The European Union (Withdrawal) Bill passed second reading, moving the bill to the next stage of the Parliamentary process.
Prime Minister Theresa May issued a statement calling the vote “a historic decision to back the will of the British people.”
“Although there is more to do, this decision means we can move on with negotiations with solid foundations and we continue to encourage MPs from all parts of the UK to work together in support of this vital piece of legislation,” she said.
David Davis, the UK’s secretary of state for exiting the EU, emphasised that the bill offers businesses and individuals “reassurance that there will be no unexpected changes to our laws after exit day” while avoiding “a cliff edge of uncertainty.”
He added: “The British people did not vote for confusion and neither should Parliament.”
The vote on what is formally titled the European Union (Withdrawal) Bill — designed to transfer EU law into UK legislation upon the country’s departure from the bloc in March 2019 — came after the conclusion of a second day of debate, which began Thursday.
In addition to codifying existing EU laws, the bill also means the UK would no longer have to adhere to new laws made in Brussels after the country’s departure from the bloc.
But May’s government faced opposition over measures known as Henry VIII powers, which opponents say constitute a “power grab” and give ministers more power than Parliament.
The government said those powers will not be used for any significant changes but rather for technical amendments and only for a limited time.
But this has not been enough to placate opponents. Labour leader Jeremy Corbyn had instructed his party to vote against the legislation.
“Parliament has already voted to leave the European Union. But the government’s EU Withdrawal Bill would allow Conservative ministers to set vital terms on a whim, including of Britain’s exit payment, without democratic scrutiny,” a Labour spokesperson told CNN on Monday.
Despite attempts from Labour, the Liberal Democrats and Scottish National Party to band together in opposition to the bill, May had the numbers to pass it.
The bill now moves to the committee stage in the House of Commons in October where amendments are likely to be added under pressure from backbench Conservatives and opposition members of Parliament.

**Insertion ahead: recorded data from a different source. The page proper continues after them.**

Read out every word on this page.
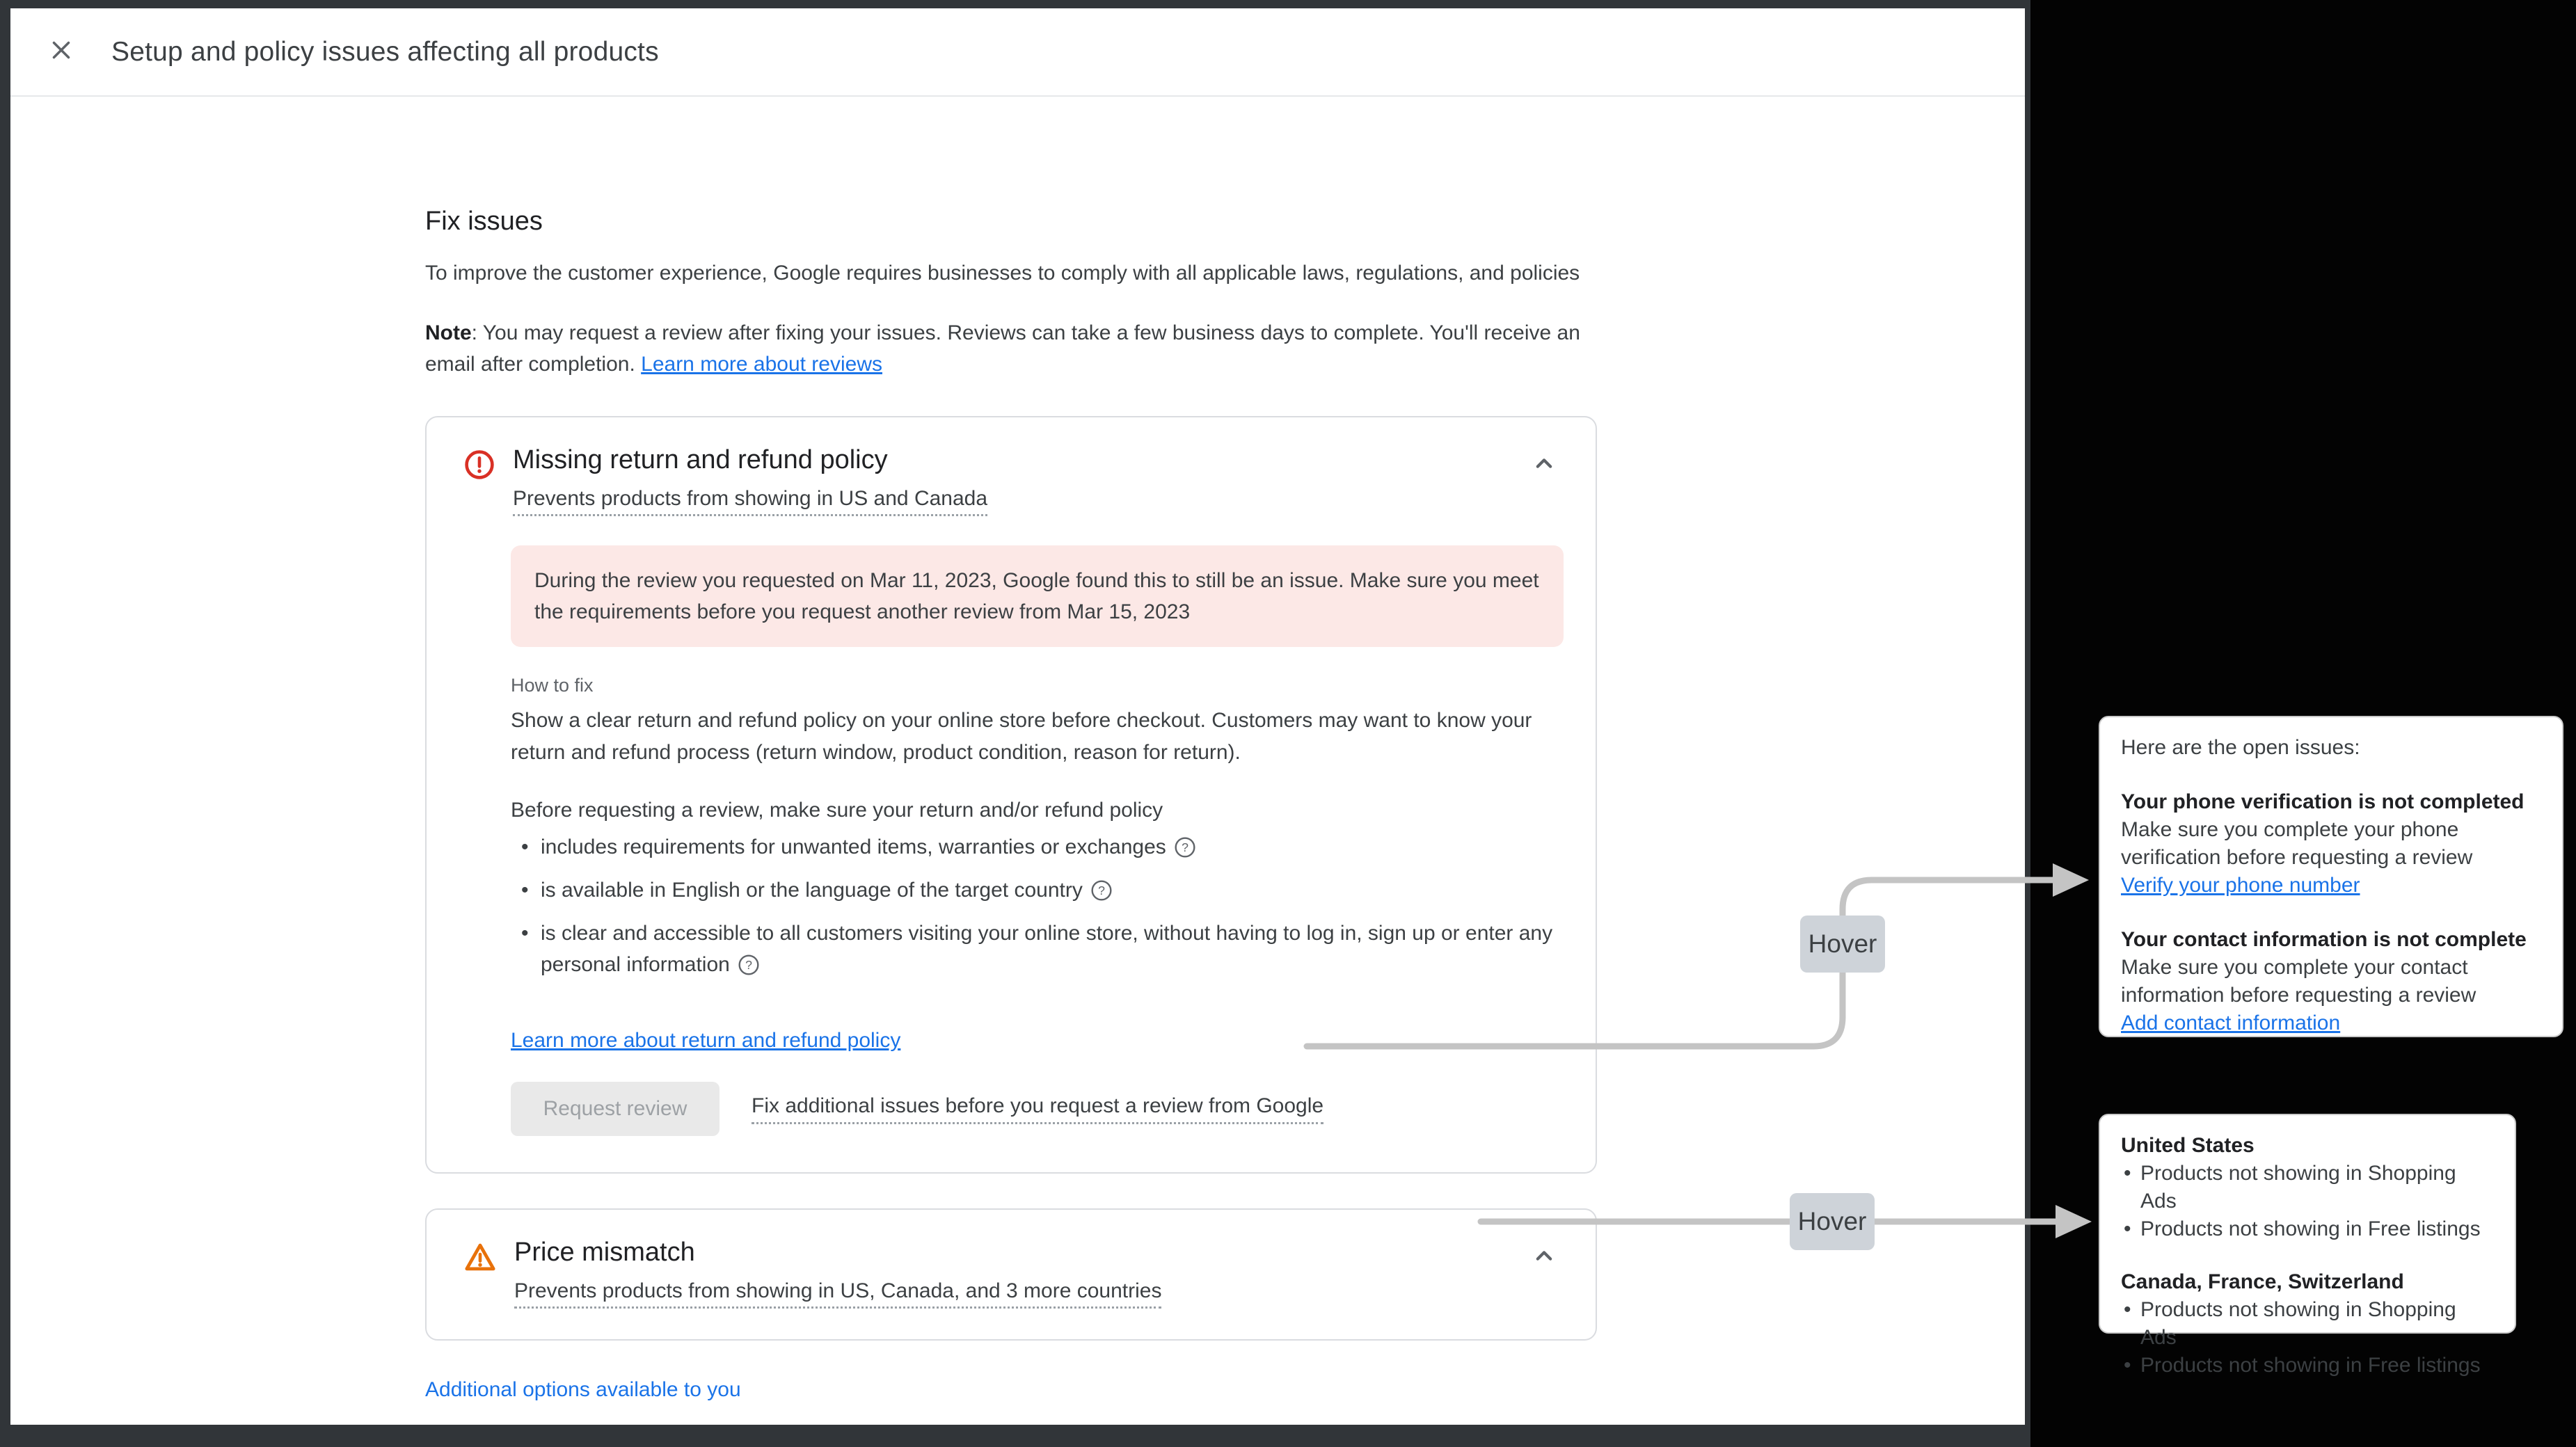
Setup and policy issues affecting all products
Fix issues
To improve the customer experience, Google requires businesses to comply with all applicable laws, regulations, and policies
Note: You may request a review after fixing your issues. Reviews can take a few business days to complete. You'll receive an email after completion. Learn more about reviews
Missing return and refund policy
Prevents products from showing in US and Canada
During the review you requested on Mar 11, 2023, Google found this to still be an issue. Make sure you meet the requirements before you request another review from Mar 15, 2023
How to fix
Show a clear return and refund policy on your online store before checkout. Customers may want to know your return and refund process (return window, product condition, reason for return).
Before requesting a review, make sure your return and/or refund policy
• includes requirements for unwanted items, warranties or exchanges ?
• is available in English or the language of the target country ?
• is clear and accessible to all customers visiting your online store, without having to log in, sign up or enter any personal information ?
Learn more about return and refund policy
Request review	Fix additional issues before you request a review from Google
Price mismatch
Prevents products from showing in US, Canada, and 3 more countries
Additional options available to you
Hover
Hover
Here are the open issues:
Your phone verification is not completed
Make sure you complete your phone verification before requesting a review
Verify your phone number
Your contact information is not complete
Make sure you complete your contact information before requesting a review
Add contact information
United States
• Products not showing in Shopping Ads
• Products not showing in Free listings
Canada, France, Switzerland
• Products not showing in Shopping Ads
• Products not showing in Free listings
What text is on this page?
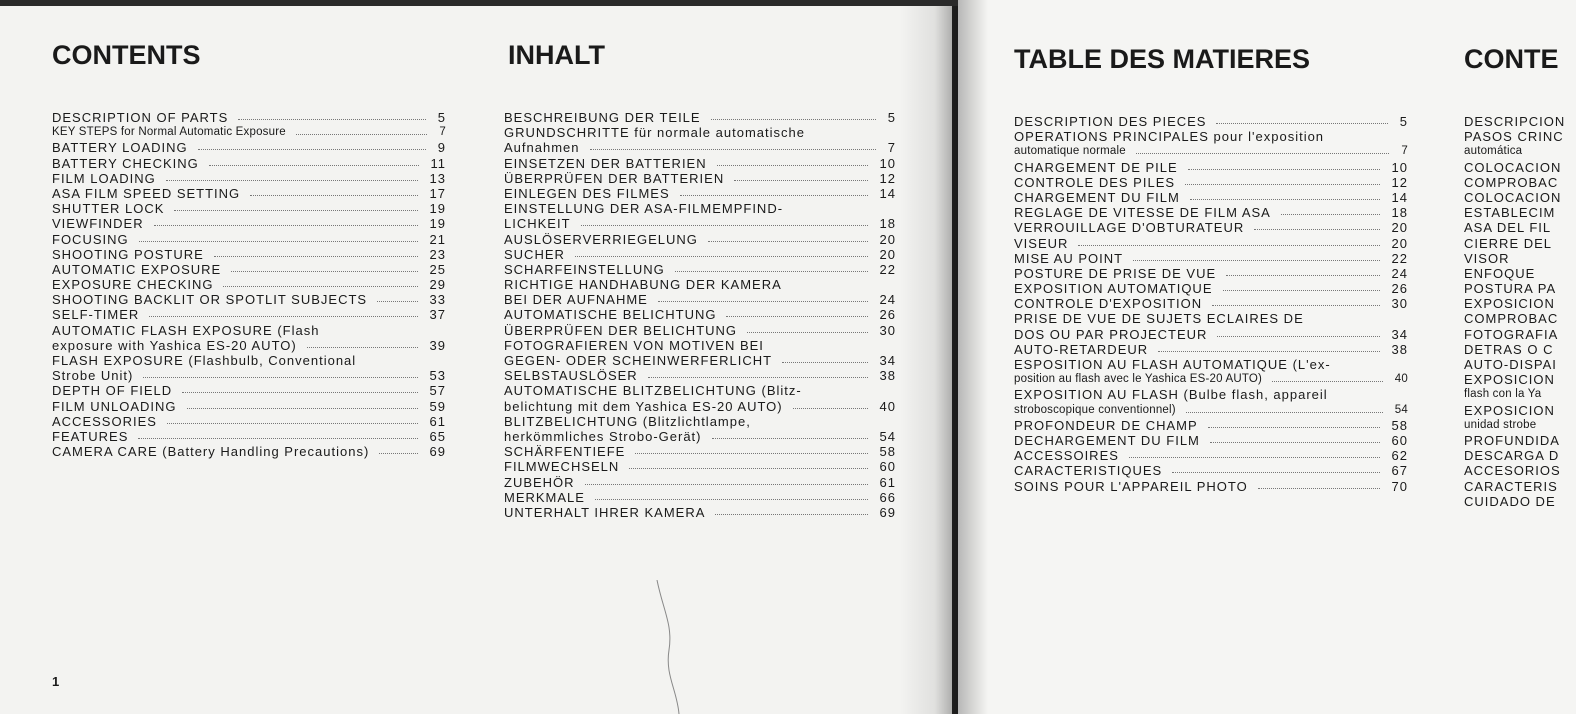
CONTENTS
DESCRIPTION OF PARTS	5
KEY STEPS for Normal Automatic Exposure	7
BATTERY LOADING	9
BATTERY CHECKING	11
FILM LOADING	13
ASA FILM SPEED SETTING	17
SHUTTER LOCK	19
VIEWFINDER	19
FOCUSING	21
SHOOTING POSTURE	23
AUTOMATIC EXPOSURE	25
EXPOSURE CHECKING	29
SHOOTING BACKLIT OR SPOTLIT SUBJECTS	33
SELF-TIMER	37
AUTOMATIC FLASH EXPOSURE (Flash
exposure with Yashica ES-20 AUTO)	39
FLASH EXPOSURE (Flashbulb, Conventional
Strobe Unit)	53
DEPTH OF FIELD	57
FILM UNLOADING	59
ACCESSORIES	61
FEATURES	65
CAMERA CARE (Battery Handling Precautions)	69
INHALT
BESCHREIBUNG DER TEILE	5
GRUNDSCHRITTE für normale automatische
Aufnahmen	7
EINSETZEN DER BATTERIEN	10
ÜBERPRÜFEN DER BATTERIEN	12
EINLEGEN DES FILMES	14
EINSTELLUNG DER ASA-FILMEMPFIND-
LICHKEIT	18
AUSLÖSERVERRIEGELUNG	20
SUCHER	20
SCHARFEINSTELLUNG	22
RICHTIGE HANDHABUNG DER KAMERA
BEI DER AUFNAHME	24
AUTOMATISCHE BELICHTUNG	26
ÜBERPRÜFEN DER BELICHTUNG	30
FOTOGRAFIEREN VON MOTIVEN BEI
GEGEN- ODER SCHEINWERFERLICHT	34
SELBSTAUSLÖSER	38
AUTOMATISCHE BLITZBELICHTUNG (Blitz-
belichtung mit dem Yashica ES-20 AUTO)	40
BLITZBELICHTUNG (Blitzlichtlampe,
herkömmliches Strobo-Gerät)	54
SCHÄRFENTIEFE	58
FILMWECHSELN	60
ZUBEHÖR	61
MERKMALE	66
UNTERHALT IHRER KAMERA	69
TABLE DES MATIERES
DESCRIPTION DES PIECES	5
OPERATIONS PRINCIPALES pour l'exposition
automatique normale	7
CHARGEMENT DE PILE	10
CONTROLE DES PILES	12
CHARGEMENT DU FILM	14
REGLAGE DE VITESSE DE FILM ASA	18
VERROUILLAGE D'OBTURATEUR	20
VISEUR	20
MISE AU POINT	22
POSTURE DE PRISE DE VUE	24
EXPOSITION AUTOMATIQUE	26
CONTROLE D'EXPOSITION	30
PRISE DE VUE DE SUJETS ECLAIRES DE
DOS OU PAR PROJECTEUR	34
AUTO-RETARDEUR	38
ESPOSITION AU FLASH AUTOMATIQUE (L'ex-
position au flash avec le Yashica ES-20 AUTO)	40
EXPOSITION AU FLASH (Bulbe flash, appareil
stroboscopique conventionnel)	54
PROFONDEUR DE CHAMP	58
DECHARGEMENT DU FILM	60
ACCESSOIRES	62
CARACTERISTIQUES	67
SOINS POUR L'APPAREIL PHOTO	70
CONTE
DESCRIPCION
PASOS CRINC
automática
COLOCACION
COMPROBAC
COLOCACION
ESTABLECIM
ASA DEL FIL
CIERRE DEL
VISOR
ENFOQUE
POSTURA PA
EXPOSICION
COMPROBAC
FOTOGRAFIA
DETRAS O C
AUTO-DISPAI
EXPOSICION
flash con la Ya
EXPOSICION
unidad strobe
PROFUNDIDA
DESCARGA D
ACCESORIOS
CARACTERIS
CUIDADO DE
1
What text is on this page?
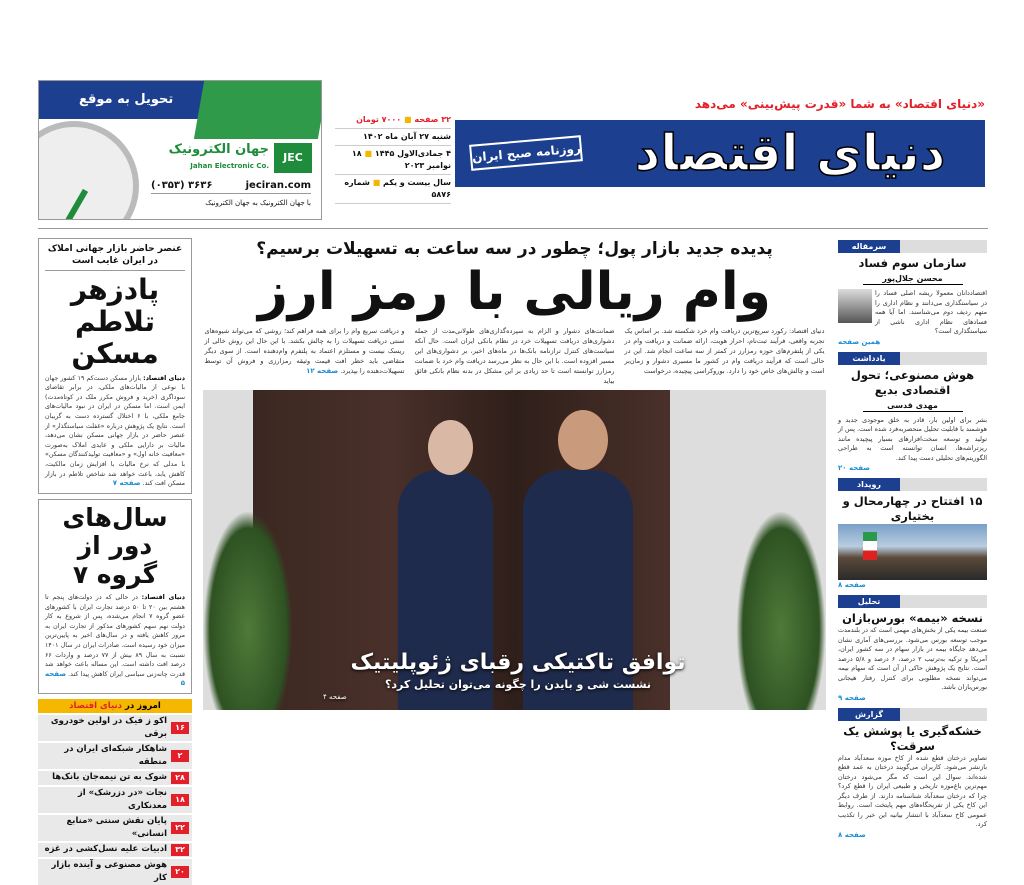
تحویل به موقع
JEC
جهان الکترونیک
Jahan Electronic Co.
(۰۳۵۳) ۳۶۳۶	jeciran.com
با جهان الکترونیک به جهان الکترونیک
«دنیای اقتصاد» به شما «قدرت پیش‌بینی» می‌دهد
دنیای اقتصاد
روزنامه صبح ایران
۳۲ صفحه ■ ۷۰۰۰ تومان
شنبه ۲۷ آبان ماه ۱۴۰۲
۴ جمادی‌الاول ۱۴۴۵ ■ ۱۸ نوامبر ۲۰۲۳
سال بیست و یکم ■ شماره ۵۸۷۶
عنصر حاضر بازار جهانی املاک در ایران غایب است
پادزهر
تلاطم مسکن
دنیای اقتصاد: بازار مسکن دست‌کم ۱۹ کشور جهان با نوعی از مالیات‌های ملکی، در برابر تقاضای سوداگری (خرید و فروش مکرر ملک در کوتاه‌مدت) ایمن است. اما مسکن در ایران در نبود مالیات‌های جامع ملکی، با ۶ اختلال گسترده دست به گریبان است. نتایج یک پژوهش درباره «غفلت سیاستگذار» از عنصر حاضر در بازار جهانی مسکن نشان می‌دهد، مالیات بر دارایی ملکی و عایدی املاک به‌صورت «معافیت خانه اول» و «معافیت تولیدکنندگان مسکن» با مدلی که نرخ مالیات با افزایش زمان مالکیت، کاهش یابد، باعث خواهد شد شاخص تلاطم در بازار مسکن افت کند. صفحه ۷
سال‌های
دور از گروه ۷
دنیای اقتصاد: در حالی که در دولت‌های پنجم تا هشتم بین ۲۰ تا ۵۰ درصد تجارت ایران با کشورهای عضو گروه ۷ انجام می‌شده، پس از شروع به کار دولت نهم سهم کشورهای مذکور از تجارت ایران به مرور کاهش یافته و در سال‌های اخیر به پایین‌ترین میزان خود رسیده است. صادرات ایران در سال ۱۴۰۱ نسبت به سال ۸۹ بیش از ۷۷ درصد و واردات ۶۶ درصد افت داشته است. این مساله باعث خواهد شد قدرت چانه‌زنی سیاسی ایران کاهش پیدا کند. صفحه ۵
امروز در دنیای اقتصاد
۱۶
اکو ز فیک در اولین خودروی برقی
۲
شاهکار شبکه‌ای ایران در منطقه
۲۸
شوک به تن نیمه‌جان بانک‌ها
۱۸
نجات «در دزرشک» از معدنکاری
۲۲
پایان نقش سنتی «منابع انسانی»
۳۲
ادبیات علیه نسل‌کشی در غزه
۲۰
هوش مصنوعی و آینده بازار کار
پدیده جدید بازار پول؛ چطور در سه ساعت به تسهیلات برسیم؟
وام ریالی با رمز ارز
دنیای اقتصاد: رکورد سریع‌ترین دریافت وام خرد شکسته شد. بر اساس یک تجربه واقعی، فرآیند ثبت‌نام، احراز هویت، ارائه ضمانت و دریافت وام در یکی از پلتفرم‌های حوزه رمزارز در کمتر از سه ساعت انجام شد. این در حالی است که فرآیند دریافت وام در کشور ما مسیری دشوار و زمان‌بر است و چالش‌های خاص خود را دارد. بوروکراسی پیچیده، درخواست
ضمانت‌های دشوار و الزام به سپرده‌گذاری‌های طولانی‌مدت از جمله دشواری‌های دریافت تسهیلات خرد در نظام بانکی ایران است. حال آنکه سیاست‌های کنترل ترازنامه بانک‌ها در ماه‌های اخیر، بر دشواری‌های این مسیر افزوده است. با این حال به نظر می‌رسد دریافت وام خرد با ضمانت رمزارز توانسته است تا حد زیادی بر این مشکل در بدنه نظام بانکی فائق بیاید
و دریافت سریع وام را برای همه فراهم کند؛ روشی که می‌تواند شیوه‌های سنتی دریافت تسهیلات را به چالش بکشد. با این حال این روش خالی از ریسک نیست و مستلزم اعتماد به پلتفرم وام‌دهنده است. از سوی دیگر متقاضی باید خطر افت قیمت وثیقه رمزارزی و فروش آن توسط تسهیلات‌دهنده را بپذیرد. صفحه ۱۲
توافق تاکتیکی رقبای ژئوپلیتیک
نشست شی و بایدن را چگونه می‌توان تحلیل کرد؟
صفحه ۴
سرمقاله
سازمان سوم فساد
محسن جلال‌پور
اقتصاددانان معمولا ریشه اصلی فساد را در سیاستگذاری می‌دانند و نظام اداری را متهم ردیف دوم می‌شناسند. اما آیا همه فسادهای نظام اداری ناشی از سیاستگذاری است؟
همین صفحه
یادداشت
هوش مصنوعی؛ تحول اقتصادی بدیع
مهدی قدسی
بشر برای اولین بار، قادر به خلق موجودی جدید و هوشمند با قابلیت تحلیل منحصربه‌فرد شده است. پس از تولید و توسعه سخت‌افزارهای بسیار پیچیده مانند ریزتراشه‌ها، انسان توانسته است به طراحی الگوریتم‌های تحلیلی دست پیدا کند.
صفحه ۲۰
رویداد
۱۵ افتتاح در چهارمحال و بختیاری
صفحه ۸
تحلیل
نسخه «بیمه» بورس‌بازان
صنعت بیمه یکی از بخش‌های مهمی است که در بلندمدت موجب توسعه بورس می‌شود. بررسی‌های آماری نشان می‌دهد جایگاه بیمه در بازار سهام در سه کشور ایران، آمریکا و ترکیه به‌ترتیب ۲ درصد، ۶ درصد و ۵/۸ درصد است. نتایج یک پژوهش حاکی از آن است که سهام بیمه می‌تواند نسخه مطلوبی برای کنترل رفتار هیجانی بورس‌بازان باشد.
صفحه ۹
گزارش
خشکه‌گیری یا پوشش یک سرقت؟
تصاویر درختان قطع شده از کاخ موزه سعدآباد مدام بازنشر می‌شود. کاربران می‌گویند درختان به عمد قطع شده‌اند. سوال این است که مگر می‌شود درختان مهم‌ترین باغ‌موزه تاریخی و طبیعی ایران را قطع کرد؟ چرا که درختان سعدآباد شناسنامه دارند. از طرف دیگر این کاخ یکی از تفریحگاه‌های مهم پایتخت است. روابط عمومی کاخ سعدآباد با انتشار بیانیه این خبر را تکذیب کرد.
صفحه ۸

Victory in the Commons would be a welcome boost for the Prime Minister with Britain enduring a difficult start to negotiations with Brussels, highlighted by last week’s frosty encounter between Davis and his European counterpart, Michel Barnier.
Barnier complained of “no decisive progress” in the negotiations and accused Britain of attempting to secure the “impossible” in its approach to leaving the single market while retaining its benefits.